Tal como o PCP alertou reiteradamente, o processo de desligamento da rede de emissão analógica de televisão, no quadro da introdução da TDT em Portugal, está a prejudicar de forma muito grave o interesse público e a vida concreta das populações. No Distrito de Leiria e por todo o país, estão a ser sacrificadas as condições de vida das pessoas, em particular das camadas mais desfavorecidas, mais isoladas, principalmente os mais idosos.
São inúmeros os retransmissores que serviam as populações com qualidade e que foram pura e simplesmente desligados. São demasiados os casos dos concelhos onde, em todo o seu território ou na sua grande maioria, nenhuma alternativa existe senão o acesso à televisão por satélite – à semelhança do que sucede nas zonas mais remotas do planeta! Em muitas áreas supostamente cobertas, não é possível captar a TDT ou que em condições meteorológicas adversas o sinal cai completamente.
Este processo tem sido condicionado e orientado, não pela defesa do bem público, mas sim pela defesa de interesses privados de grandes grupos económicos, nomeadamente das operadoras de telecomunicações e em particular da PT. É urgente inverter esta situação, e defender o interesse das populações neste processo.
Tal como o PCP tem sublinhado, a TDT tem que significar mais serviço público e não menos.
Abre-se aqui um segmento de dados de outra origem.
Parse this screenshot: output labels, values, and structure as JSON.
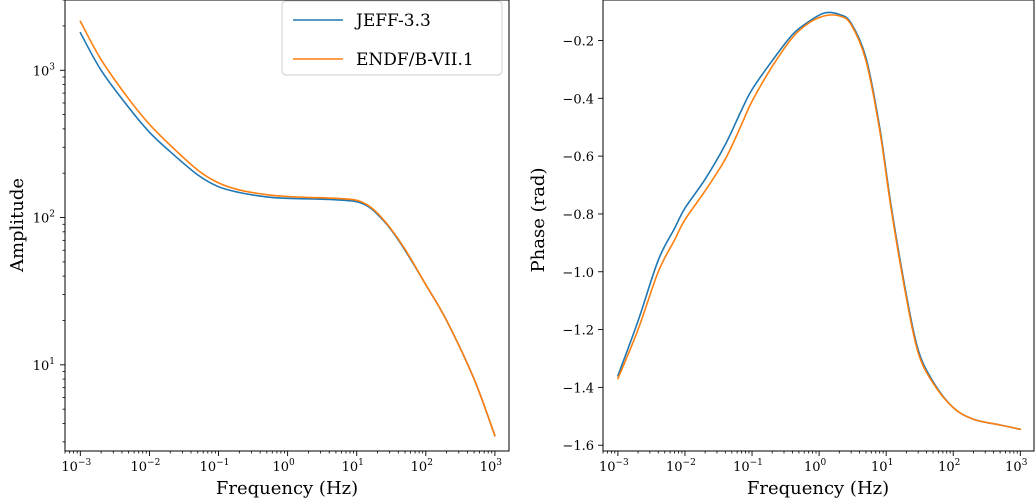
{
  "chart_data": [
    {
      "type": "line",
      "xscale": "log",
      "yscale": "log",
      "xlim": [
        0.0006,
        1600
      ],
      "ylim": [
        2.6,
        3000
      ],
      "xlabel": "Frequency (Hz)",
      "ylabel": "Amplitude",
      "legend": "top-right",
      "x_ticks": [
        {
          "base": "10",
          "exp": "−3",
          "value": 0.001
        },
        {
          "base": "10",
          "exp": "−2",
          "value": 0.01
        },
        {
          "base": "10",
          "exp": "−1",
          "value": 0.1
        },
        {
          "base": "10",
          "exp": "0",
          "value": 1
        },
        {
          "base": "10",
          "exp": "1",
          "value": 10
        },
        {
          "base": "10",
          "exp": "2",
          "value": 100
        },
        {
          "base": "10",
          "exp": "3",
          "value": 1000
        }
      ],
      "y_ticks": [
        {
          "base": "10",
          "exp": "1",
          "value": 10
        },
        {
          "base": "10",
          "exp": "2",
          "value": 100
        },
        {
          "base": "10",
          "exp": "3",
          "value": 1000
        }
      ],
      "series": [
        {
          "name": "JEFF-3.3",
          "color": "#1f77b4",
          "points": [
            [
              0.001,
              1800
            ],
            [
              0.002,
              1000
            ],
            [
              0.005,
              560
            ],
            [
              0.01,
              380
            ],
            [
              0.02,
              280
            ],
            [
              0.05,
              195
            ],
            [
              0.1,
              162
            ],
            [
              0.2,
              148
            ],
            [
              0.5,
              138
            ],
            [
              1,
              135
            ],
            [
              2,
              134
            ],
            [
              5,
              132
            ],
            [
              10,
              128
            ],
            [
              15,
              118
            ],
            [
              20,
              105
            ],
            [
              30,
              85
            ],
            [
              50,
              60
            ],
            [
              100,
              35
            ],
            [
              200,
              20
            ],
            [
              500,
              8
            ],
            [
              1000,
              3.3
            ]
          ]
        },
        {
          "name": "ENDF/B-VII.1",
          "color": "#ff7f0e",
          "points": [
            [
              0.001,
              2150
            ],
            [
              0.002,
              1180
            ],
            [
              0.005,
              640
            ],
            [
              0.01,
              430
            ],
            [
              0.02,
              310
            ],
            [
              0.05,
              210
            ],
            [
              0.1,
              172
            ],
            [
              0.2,
              154
            ],
            [
              0.5,
              143
            ],
            [
              1,
              139
            ],
            [
              2,
              137
            ],
            [
              5,
              135
            ],
            [
              10,
              131
            ],
            [
              15,
              120
            ],
            [
              20,
              107
            ],
            [
              30,
              86
            ],
            [
              50,
              61
            ],
            [
              100,
              35
            ],
            [
              200,
              20
            ],
            [
              500,
              8
            ],
            [
              1000,
              3.3
            ]
          ]
        }
      ]
    },
    {
      "type": "line",
      "xscale": "log",
      "yscale": "linear",
      "xlim": [
        0.0006,
        1600
      ],
      "ylim": [
        -1.62,
        -0.06
      ],
      "xlabel": "Frequency (Hz)",
      "ylabel": "Phase (rad)",
      "x_ticks": [
        {
          "base": "10",
          "exp": "−3",
          "value": 0.001
        },
        {
          "base": "10",
          "exp": "−2",
          "value": 0.01
        },
        {
          "base": "10",
          "exp": "−1",
          "value": 0.1
        },
        {
          "base": "10",
          "exp": "0",
          "value": 1
        },
        {
          "base": "10",
          "exp": "1",
          "value": 10
        },
        {
          "base": "10",
          "exp": "2",
          "value": 100
        },
        {
          "base": "10",
          "exp": "3",
          "value": 1000
        }
      ],
      "y_ticks": [
        {
          "label": "−0.2",
          "value": -0.2
        },
        {
          "label": "−0.4",
          "value": -0.4
        },
        {
          "label": "−0.6",
          "value": -0.6
        },
        {
          "label": "−0.8",
          "value": -0.8
        },
        {
          "label": "−1.0",
          "value": -1.0
        },
        {
          "label": "−1.2",
          "value": -1.2
        },
        {
          "label": "−1.4",
          "value": -1.4
        },
        {
          "label": "−1.6",
          "value": -1.6
        }
      ],
      "series": [
        {
          "name": "JEFF-3.3",
          "color": "#1f77b4",
          "points": [
            [
              0.001,
              -1.36
            ],
            [
              0.002,
              -1.17
            ],
            [
              0.004,
              -0.96
            ],
            [
              0.007,
              -0.85
            ],
            [
              0.01,
              -0.78
            ],
            [
              0.02,
              -0.68
            ],
            [
              0.04,
              -0.56
            ],
            [
              0.07,
              -0.44
            ],
            [
              0.1,
              -0.37
            ],
            [
              0.2,
              -0.27
            ],
            [
              0.4,
              -0.18
            ],
            [
              0.7,
              -0.135
            ],
            [
              1.2,
              -0.105
            ],
            [
              2,
              -0.11
            ],
            [
              3,
              -0.14
            ],
            [
              5,
              -0.26
            ],
            [
              8,
              -0.5
            ],
            [
              12,
              -0.78
            ],
            [
              20,
              -1.08
            ],
            [
              30,
              -1.27
            ],
            [
              50,
              -1.38
            ],
            [
              100,
              -1.47
            ],
            [
              200,
              -1.51
            ],
            [
              500,
              -1.53
            ],
            [
              1000,
              -1.545
            ]
          ]
        },
        {
          "name": "ENDF/B-VII.1",
          "color": "#ff7f0e",
          "points": [
            [
              0.001,
              -1.37
            ],
            [
              0.002,
              -1.2
            ],
            [
              0.004,
              -1.0
            ],
            [
              0.007,
              -0.89
            ],
            [
              0.01,
              -0.82
            ],
            [
              0.02,
              -0.72
            ],
            [
              0.04,
              -0.61
            ],
            [
              0.07,
              -0.49
            ],
            [
              0.1,
              -0.41
            ],
            [
              0.2,
              -0.29
            ],
            [
              0.4,
              -0.19
            ],
            [
              0.7,
              -0.14
            ],
            [
              1.2,
              -0.115
            ],
            [
              2,
              -0.115
            ],
            [
              3,
              -0.145
            ],
            [
              5,
              -0.27
            ],
            [
              8,
              -0.51
            ],
            [
              12,
              -0.79
            ],
            [
              20,
              -1.09
            ],
            [
              30,
              -1.28
            ],
            [
              50,
              -1.385
            ],
            [
              100,
              -1.47
            ],
            [
              200,
              -1.51
            ],
            [
              500,
              -1.53
            ],
            [
              1000,
              -1.545
            ]
          ]
        }
      ]
    }
  ]
}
É imperioso que sejam integrados na plataforma da TDT os diversos canais da RTP, que estão previstos na concessão de Serviço Público de Televisão e que devem ser acessíveis a todos os cidadãos em sinal aberto e sem condicionamentos.
A visita ao Mosteiro de Alcobaça, Património Mundial, tornou bem claro o subfinanciamento nos setores das políticas culturais e do património do atual e dos anteriores governos.
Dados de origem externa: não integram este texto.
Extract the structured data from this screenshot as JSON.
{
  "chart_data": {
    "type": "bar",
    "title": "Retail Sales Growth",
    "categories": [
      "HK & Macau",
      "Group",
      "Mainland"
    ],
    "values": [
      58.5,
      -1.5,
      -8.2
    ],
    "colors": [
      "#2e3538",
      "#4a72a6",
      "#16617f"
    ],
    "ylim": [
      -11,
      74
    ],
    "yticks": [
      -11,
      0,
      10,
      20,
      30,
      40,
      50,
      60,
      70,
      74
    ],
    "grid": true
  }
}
Com a perspetiva inicial de quatro milhões de euros e projetos de intervenção aprovados pelo IGESPAR o Mosteiro de Alcobaça, mantendo ainda devoluto cerca de dois terços do seu espaço e com um enorme e valioso património em reserva e obras interrompidas, enfrenta agora a incerteza de ter visto suspenso o financiamento a partir do QREN, colocando em risco todo um conjunto de investimento essenciais. Assim é imperioso que as verbas já assumidas sejam de imediato desbloqueadas, tal como o é estabelecer as necessárias articulações entres diversas entidades para garantir a salvaguarda daquela importante peça do património nacional e mundial.
Com o Teatro da Rainha comprovámos a sua situação de profunda instabilidade, por força da censura financeira que o Governo vem aplicando à criação artística. Os cortes atingem já os 38% do valor inicial contratado (23% no anterior Governo e 15% no actual), fazendo com que os apoios se encontrem abaixo dos de há duas décadas atrás. Acresce a limitação do acesso ao QREN, a desadequação dos prazos das transferências e a sua intermitência, a indefinição quanto a concursos futuros, colocando esta companhia de repertório na contingência de suspender a sua atividade.
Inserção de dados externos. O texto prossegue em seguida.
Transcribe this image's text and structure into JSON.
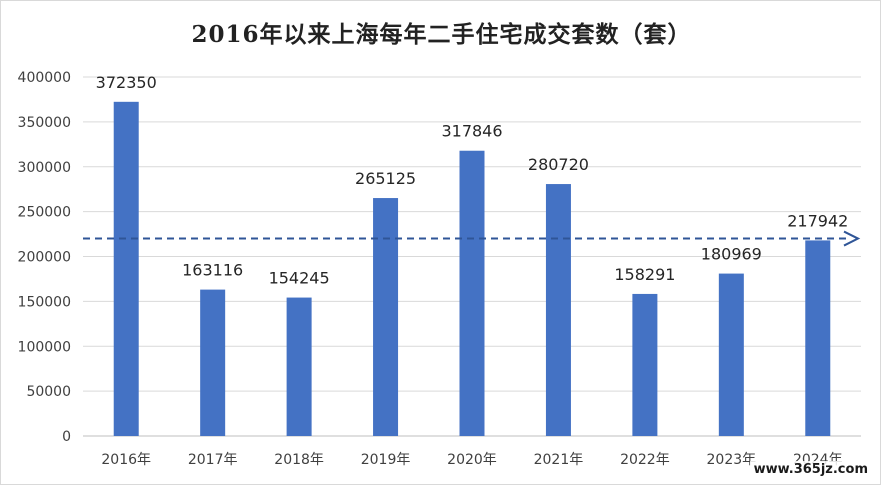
{
  "chart_data": {
    "type": "bar",
    "title": "2016年以来上海每年二手住宅成交套数（套）",
    "xlabel": "",
    "ylabel": "",
    "categories": [
      "2016年",
      "2017年",
      "2018年",
      "2019年",
      "2020年",
      "2021年",
      "2022年",
      "2023年",
      "2024年"
    ],
    "series": [
      {
        "values": [
          372350,
          163116,
          154245,
          265125,
          317846,
          280720,
          158291,
          180969,
          217942
        ]
      }
    ],
    "data_labels": [
      "372350",
      "163116",
      "154245",
      "265125",
      "317846",
      "280720",
      "158291",
      "180969",
      "217942"
    ],
    "ylim": [
      0,
      400000
    ],
    "yticks": [
      0,
      50000,
      100000,
      150000,
      200000,
      250000,
      300000,
      350000,
      400000
    ],
    "ytick_labels": [
      "0",
      "50000",
      "100000",
      "150000",
      "200000",
      "250000",
      "300000",
      "350000",
      "400000"
    ],
    "reference_line": {
      "value": 220000,
      "style": "dashed-arrow"
    },
    "grid": true,
    "legend": "none",
    "colors": {
      "bar": "#4472C4",
      "reference_line": "#2F5597",
      "grid": "#d9d9d9"
    }
  },
  "watermark": "www.365jz.com"
}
O PCP propôs já várias vezes durante a presente legislatura a reposição dos apoios retirados ilegitimamente às estruturas de criação artística e a clarificação e anúncio dos concursos de apoio às artes. Até aqui, PSD e CDS, rejeitaram sempre essas propostas.
Todavia, a insistência neste rumo de uma política cultural minimalista, subordinada apenas aos ditames do mercado do entretenimento, levará à rutura de muitas companhias e estruturas, traduzindo-se numa verdadeira supressão da liberdade criativa e do acesso às artes e à cultura.